Today, we're diving back into the annals of electronic music history to revisit a legendary DJ mix from 2007 that played a pivotal role in propelling dubstep from the underground into the global spotlight.

Back in 2007, the dynamic Parisian duo Justice delivered a scintillating 44-minute sonic journey for Fabric's revered FABRICLIVE DJ series. Known for their signature blend of nouveau disco and sultry synth-rock, Justice's contribution added a fresh perspective to the mixtape landscape. Fabric's FABRICLIVE series, which made its debut in 2001, drew inspiration from the eclectic Friday club nights at the renowned London venue, encompassing a diverse range of genres including drum'n'bass, breaks, and hip-hop. Alternating monthly with its house and techno counterpart, fabric, these mix CDs curated by the club's in-house label quickly became emblematic of contemporary UK club culture, shaping the musical tastes of listeners from high-street record stores to car stereos and beyond.

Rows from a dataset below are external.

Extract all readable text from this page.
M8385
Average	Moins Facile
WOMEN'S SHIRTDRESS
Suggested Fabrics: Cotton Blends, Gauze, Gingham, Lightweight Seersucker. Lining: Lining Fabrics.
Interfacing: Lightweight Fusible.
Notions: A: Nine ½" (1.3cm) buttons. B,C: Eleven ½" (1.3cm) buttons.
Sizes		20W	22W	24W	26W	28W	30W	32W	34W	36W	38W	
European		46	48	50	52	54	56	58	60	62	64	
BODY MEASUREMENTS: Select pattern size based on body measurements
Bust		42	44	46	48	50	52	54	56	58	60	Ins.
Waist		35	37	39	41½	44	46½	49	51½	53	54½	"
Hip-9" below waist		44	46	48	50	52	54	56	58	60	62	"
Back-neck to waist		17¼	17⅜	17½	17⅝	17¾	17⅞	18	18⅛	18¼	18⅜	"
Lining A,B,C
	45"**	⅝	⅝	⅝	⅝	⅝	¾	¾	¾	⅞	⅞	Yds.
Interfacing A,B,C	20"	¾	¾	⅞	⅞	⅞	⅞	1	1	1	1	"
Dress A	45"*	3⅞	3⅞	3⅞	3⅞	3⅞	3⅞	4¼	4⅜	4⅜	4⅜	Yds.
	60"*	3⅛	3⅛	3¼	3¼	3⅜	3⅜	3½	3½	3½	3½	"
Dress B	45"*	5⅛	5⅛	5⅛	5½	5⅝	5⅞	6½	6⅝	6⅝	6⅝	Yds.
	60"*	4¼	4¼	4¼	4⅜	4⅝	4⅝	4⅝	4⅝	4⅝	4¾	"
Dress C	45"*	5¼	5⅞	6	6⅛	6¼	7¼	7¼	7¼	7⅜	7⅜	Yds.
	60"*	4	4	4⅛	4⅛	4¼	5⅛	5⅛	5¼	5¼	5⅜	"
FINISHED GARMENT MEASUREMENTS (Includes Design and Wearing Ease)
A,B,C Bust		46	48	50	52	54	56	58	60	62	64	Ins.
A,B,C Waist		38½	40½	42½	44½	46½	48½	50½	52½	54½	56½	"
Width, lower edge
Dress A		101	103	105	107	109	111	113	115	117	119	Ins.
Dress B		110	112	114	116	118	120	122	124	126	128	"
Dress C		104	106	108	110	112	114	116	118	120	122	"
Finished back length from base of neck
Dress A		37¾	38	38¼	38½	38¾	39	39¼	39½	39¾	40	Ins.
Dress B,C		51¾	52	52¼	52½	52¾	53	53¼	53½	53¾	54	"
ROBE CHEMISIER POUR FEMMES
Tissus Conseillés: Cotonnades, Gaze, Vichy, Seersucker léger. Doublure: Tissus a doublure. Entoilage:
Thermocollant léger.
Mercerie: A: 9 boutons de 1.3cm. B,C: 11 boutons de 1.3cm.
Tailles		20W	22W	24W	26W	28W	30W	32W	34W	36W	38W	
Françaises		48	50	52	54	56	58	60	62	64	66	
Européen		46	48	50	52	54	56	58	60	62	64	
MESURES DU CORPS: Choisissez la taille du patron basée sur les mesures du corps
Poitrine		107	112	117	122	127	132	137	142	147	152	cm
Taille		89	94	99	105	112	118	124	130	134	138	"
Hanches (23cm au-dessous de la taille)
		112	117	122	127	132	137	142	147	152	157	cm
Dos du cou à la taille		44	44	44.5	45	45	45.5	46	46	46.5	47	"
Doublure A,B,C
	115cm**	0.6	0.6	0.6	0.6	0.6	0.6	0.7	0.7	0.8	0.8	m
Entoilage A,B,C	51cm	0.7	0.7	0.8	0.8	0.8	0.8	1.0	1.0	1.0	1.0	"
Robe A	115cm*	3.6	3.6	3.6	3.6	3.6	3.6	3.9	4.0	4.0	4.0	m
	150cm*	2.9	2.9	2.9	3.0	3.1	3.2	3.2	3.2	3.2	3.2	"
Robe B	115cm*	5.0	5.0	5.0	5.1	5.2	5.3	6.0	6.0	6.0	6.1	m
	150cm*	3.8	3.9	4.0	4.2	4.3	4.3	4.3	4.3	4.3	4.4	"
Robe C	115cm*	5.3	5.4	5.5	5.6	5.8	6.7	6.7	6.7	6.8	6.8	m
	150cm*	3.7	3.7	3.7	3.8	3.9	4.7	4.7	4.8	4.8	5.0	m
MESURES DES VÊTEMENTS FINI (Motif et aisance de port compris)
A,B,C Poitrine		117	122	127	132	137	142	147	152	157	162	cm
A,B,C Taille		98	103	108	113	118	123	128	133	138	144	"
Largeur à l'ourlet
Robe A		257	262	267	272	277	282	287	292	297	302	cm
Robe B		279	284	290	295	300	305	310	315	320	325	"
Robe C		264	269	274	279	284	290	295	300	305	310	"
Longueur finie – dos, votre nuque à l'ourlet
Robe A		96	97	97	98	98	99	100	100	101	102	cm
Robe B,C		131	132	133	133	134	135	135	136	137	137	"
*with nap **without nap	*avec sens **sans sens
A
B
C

With its finger firmly on the pulse of the electronic music scene, Fabric's FABRICLIVE and fabric mix CDs provided a snapshot of the vibrant club culture emanating from the heart of Farringdon. These releases served as more than just compilations; they were sonic artifacts, capturing the essence of the clubbing experience and immortalizing it for listeners worldwide. Through meticulous curation and commissioning, Fabric's mix series established itself as a beacon of musical excellence, reflecting the diverse and ever-evolving sounds of the UK underground scene.

Stay tuned as we delve deeper into the impact of this iconic DJ mix and its role in shaping the trajectory of dubstep's meteoric rise to prominence.

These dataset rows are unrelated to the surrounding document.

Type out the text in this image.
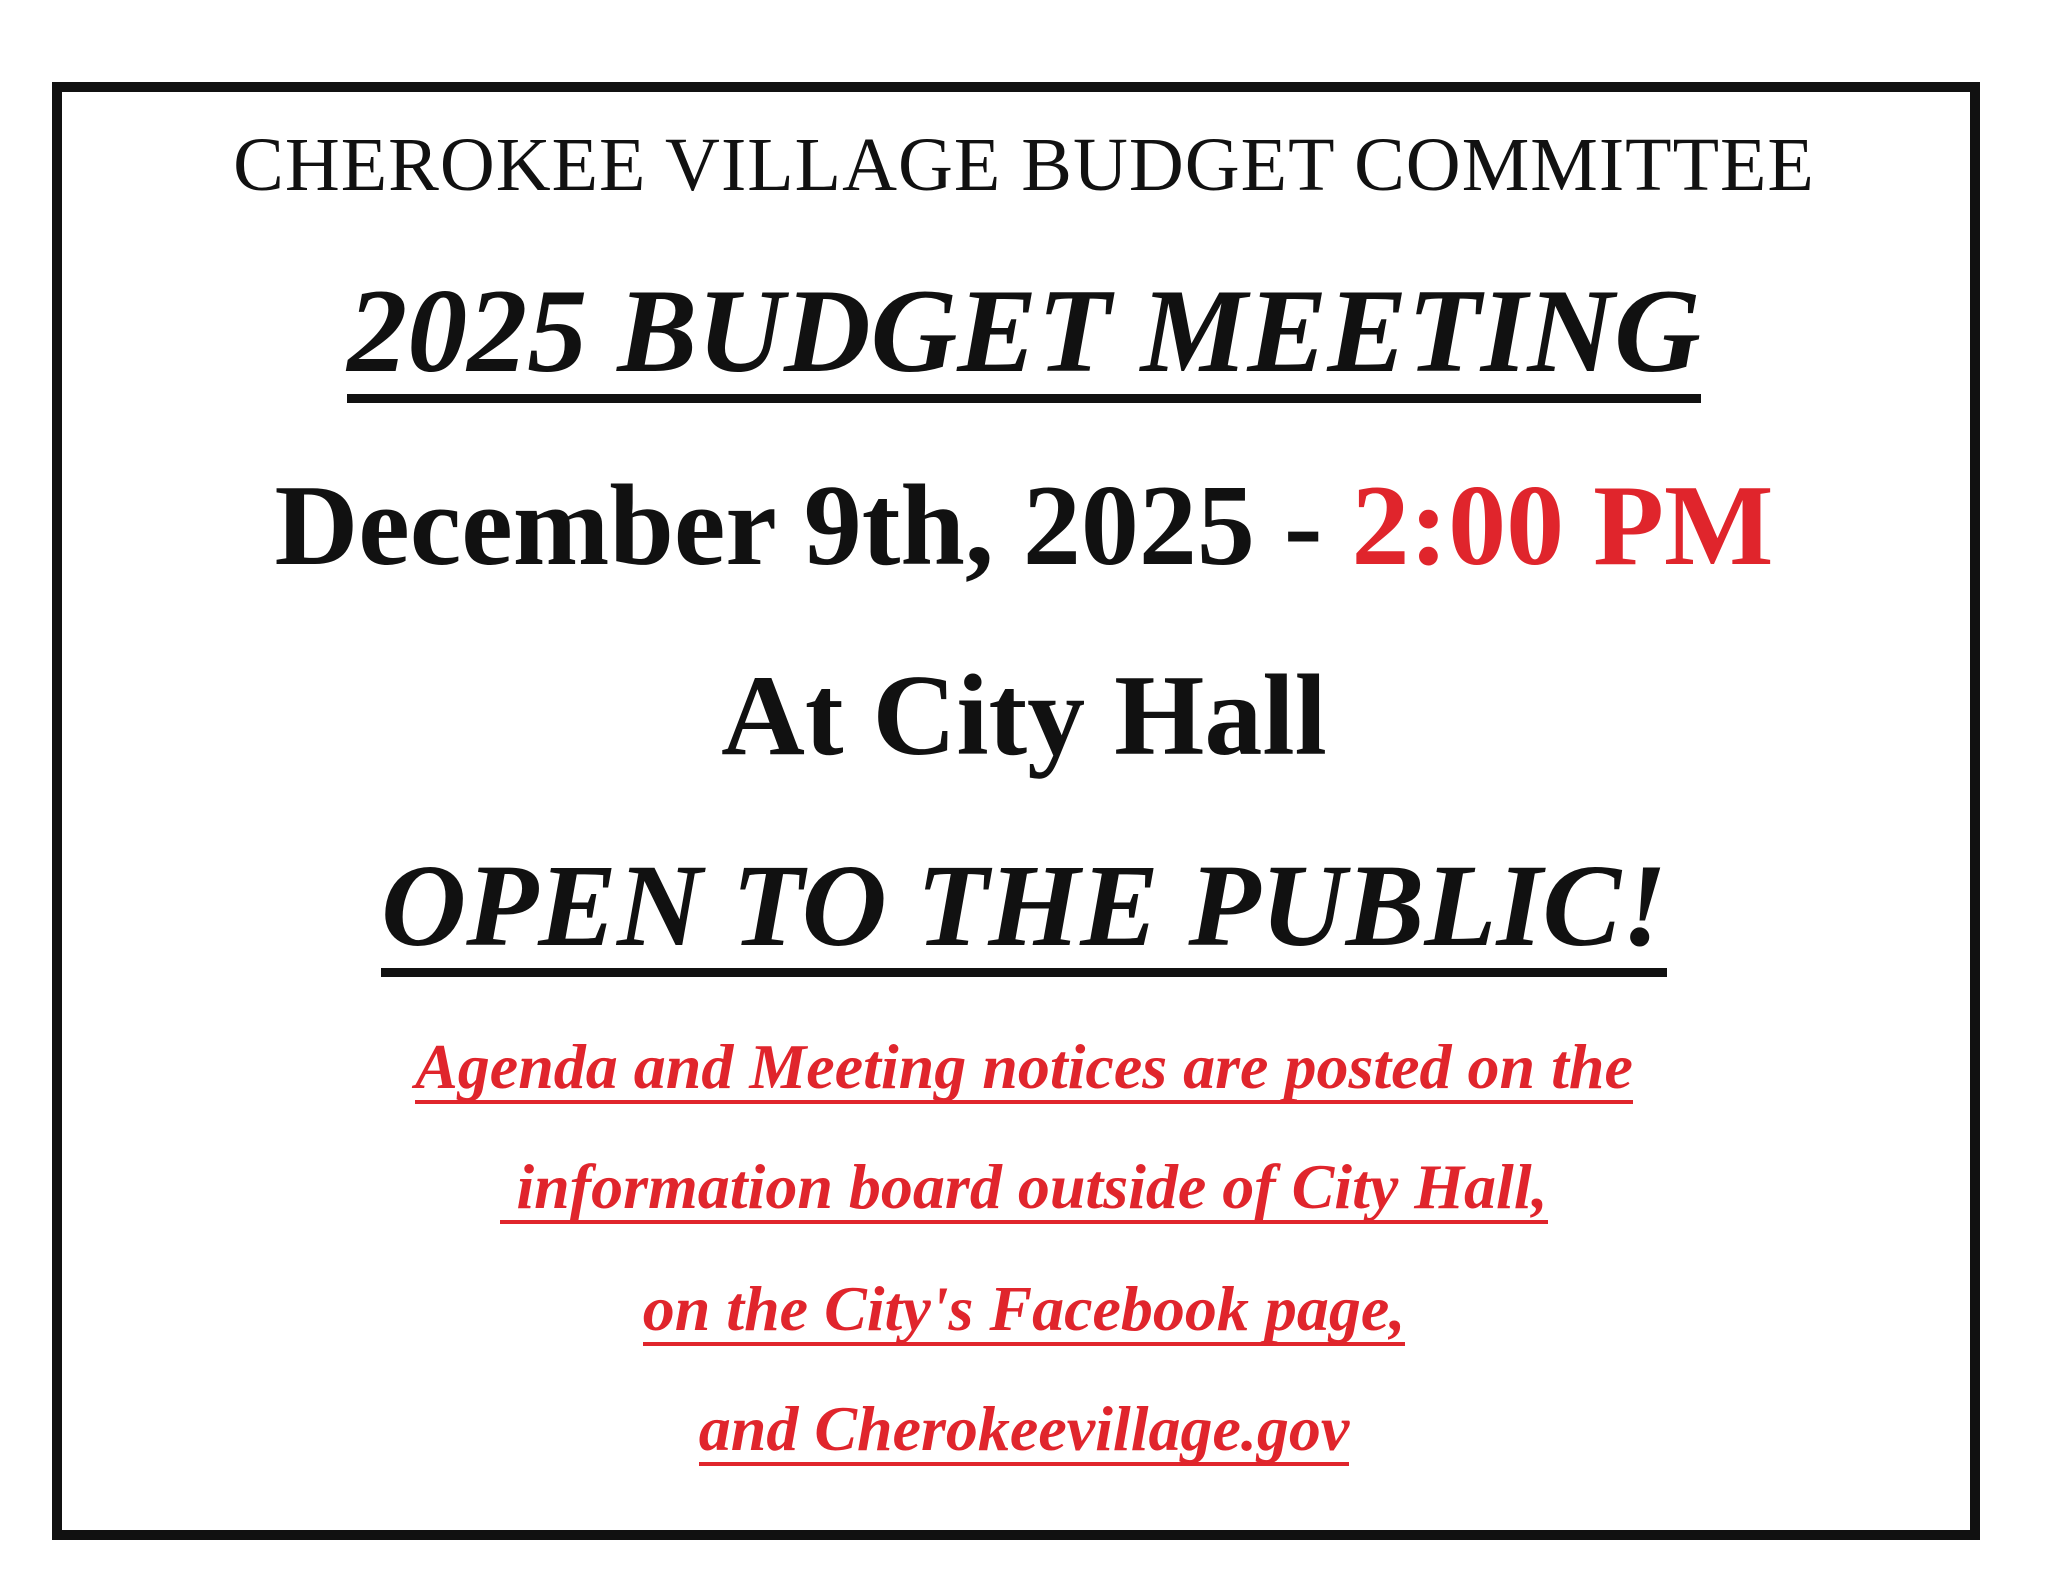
CHEROKEE VILLAGE BUDGET COMMITTEE
2025 BUDGET MEETING
December 9th, 2025 - 2:00 PM
At City Hall
OPEN TO THE PUBLIC!
Agenda and Meeting notices are posted on the
information board outside of City Hall,
on the City's Facebook page,
and Cherokeevillage.gov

Before Justice took the decks for their FABRICLIVE mix, the lineup had seen a diverse array of talent, from the likes of James Lavelle to John Peel, J Majik, James Murphy, and a slew of other DJs whose names either started with "J" or didn't. However, when the French duo submitted their offering, it seemed the folks at Fabric weren't exactly thrilled. In fact, their mix got the cold shoulder. Speculation ran rampant in the forum-sphere, with anonymous commenters throwing out theories left and right: Was it too short? Did it miss the mark? Or was it simply not up to snuff?

But for the brains behind the FABRICLIVE series, time was of the essence. With December looming and the pressure to deliver a fresh release mounting, the call went out to two rising stars from the dubstep circuit: 25-year-old West Londoner Gary McCann, known as Caspa, and Rusko, the 22-year-old Yorkshire native, Christopher Mercer. Already familiar faces in both the club and label office, having inked a publishing deal earlier that year, they were seen as reliable choices.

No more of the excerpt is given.